MS: Yeah, a lot of these films just…they wanna be seen!
What contemporary films are you most excited about showing?
AV: We have the world premiere of this movie, SOFT MATTER. Inexplicably we have the world premiere, because it’s so good. It’s an independent movie, through and through. It’s scrappy and handmade, but it’s well made.
MS: We’ve really been trying to get the word out about it. You gotta trust us on this one. This is the one film that you have to come see, and come in blind!
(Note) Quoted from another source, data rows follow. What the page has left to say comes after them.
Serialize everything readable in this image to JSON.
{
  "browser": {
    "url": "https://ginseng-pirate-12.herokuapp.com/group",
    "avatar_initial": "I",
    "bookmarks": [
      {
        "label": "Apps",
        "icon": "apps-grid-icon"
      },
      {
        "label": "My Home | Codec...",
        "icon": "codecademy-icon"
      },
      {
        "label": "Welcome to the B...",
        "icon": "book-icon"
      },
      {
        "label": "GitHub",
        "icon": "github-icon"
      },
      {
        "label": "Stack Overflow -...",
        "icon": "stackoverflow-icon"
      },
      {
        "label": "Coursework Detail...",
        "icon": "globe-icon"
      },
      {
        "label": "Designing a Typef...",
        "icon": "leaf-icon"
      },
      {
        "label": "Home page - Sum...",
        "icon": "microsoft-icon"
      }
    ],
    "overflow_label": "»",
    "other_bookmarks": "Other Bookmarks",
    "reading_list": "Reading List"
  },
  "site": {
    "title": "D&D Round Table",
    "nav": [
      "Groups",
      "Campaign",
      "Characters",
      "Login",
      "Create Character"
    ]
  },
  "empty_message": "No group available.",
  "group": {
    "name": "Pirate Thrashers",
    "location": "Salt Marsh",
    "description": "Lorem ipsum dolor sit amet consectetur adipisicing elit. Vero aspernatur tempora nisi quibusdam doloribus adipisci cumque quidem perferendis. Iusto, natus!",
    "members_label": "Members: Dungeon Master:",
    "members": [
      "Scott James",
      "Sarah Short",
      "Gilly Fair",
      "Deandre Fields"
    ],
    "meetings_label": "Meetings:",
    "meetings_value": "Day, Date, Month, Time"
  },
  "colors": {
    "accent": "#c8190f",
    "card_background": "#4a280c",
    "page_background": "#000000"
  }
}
AV: I’m also really excited about our two films from Africa. One played at SXSW and is called NUMBER 37. It’s basically REAR WINDOW set in a present-day Johannesburg slum. It’s by a first-time, female director, and it’s super tense and so good! The other is a little bit more infamous, BAD BLACK, from Uganda, which won the audience award at Fantastic Fest about a year and a half ago. It’s kind of at the end of its festival run, but we thought it was important to show it, because a) it’s never been shown in Chicago, and b) the makers basically self-distribute. It’s such a taste of another culture, and a view of the way that culture sees movies. It just embodies that spirit of what we really wanted to celebrate with this festival: it’s DIY, it’s positive, it’s inclusive, it’s joyous, it’s ultra-violent, but it pulls you in and takes you to this different place that’s utterly unique, satisfying, and entertaining. So, I really hope people come out for those.
What do you hope people take away from Windy City Horrorama?
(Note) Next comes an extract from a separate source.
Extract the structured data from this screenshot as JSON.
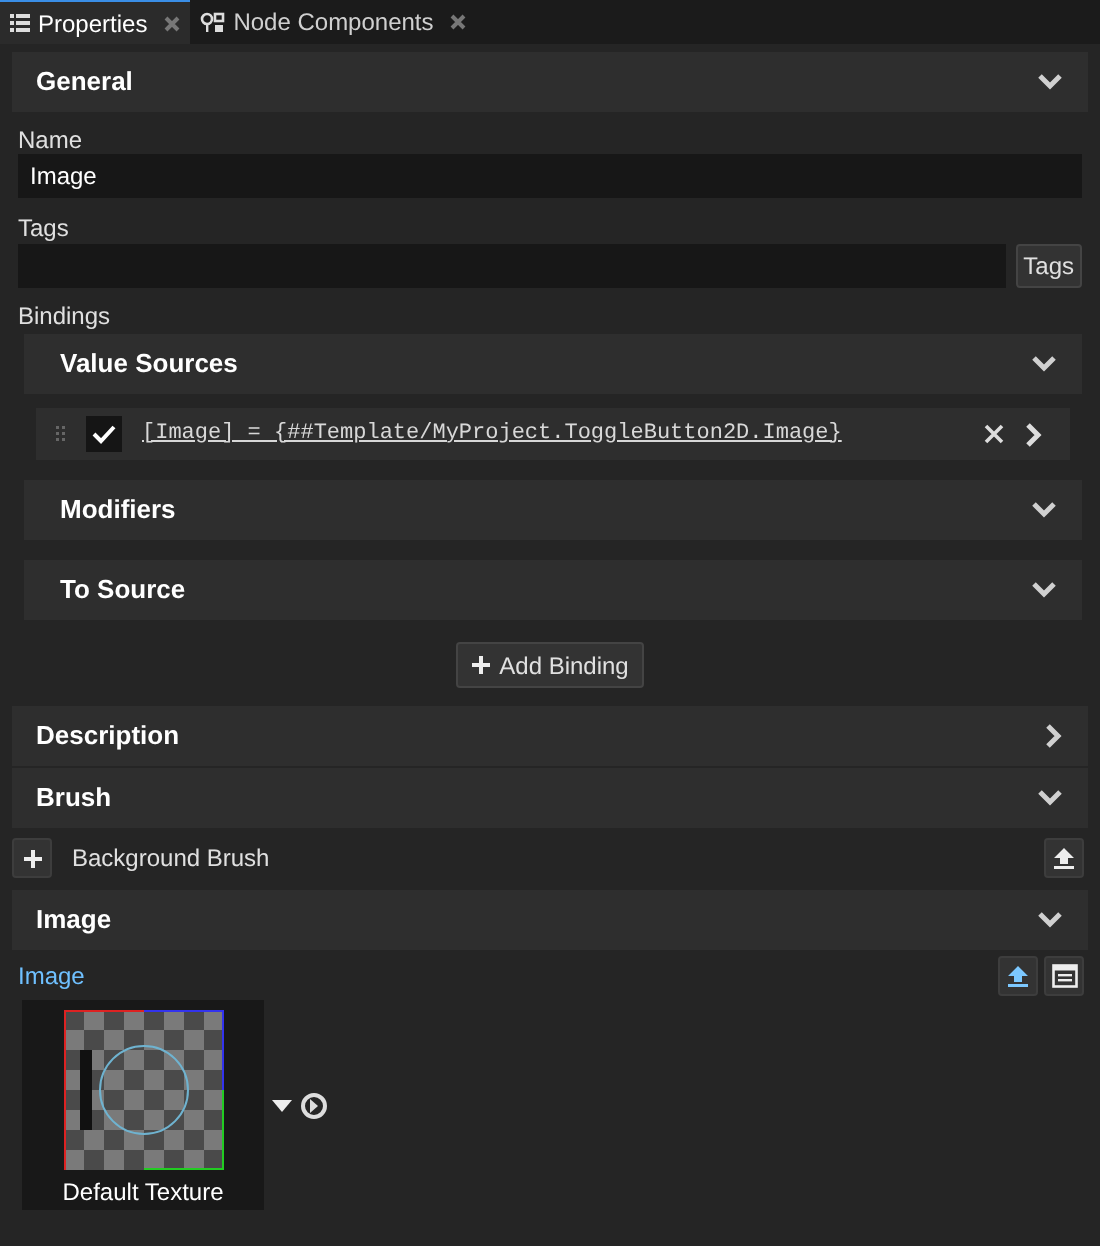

MS: I just hope people have a good time, and that they’re impressed by what’s coming from the independent Horror community. I hope they say “I had fun, but I also found my new favorite movie.”
AV: Ditto. I want people to come in and discover a new favorite movie that they never would have seen otherwise, because that’s the joy in this thing. To make people happy and turn them on to something new.
Any final things you’d like to say to anyone who might attend?
MS: I would just say, take a chance on something you know nothing about! Don’t watch any trailers, just come out, see a cool Horror movie, and see where you fall on it.
AV: Also like, we’re really cool, come hang out with us!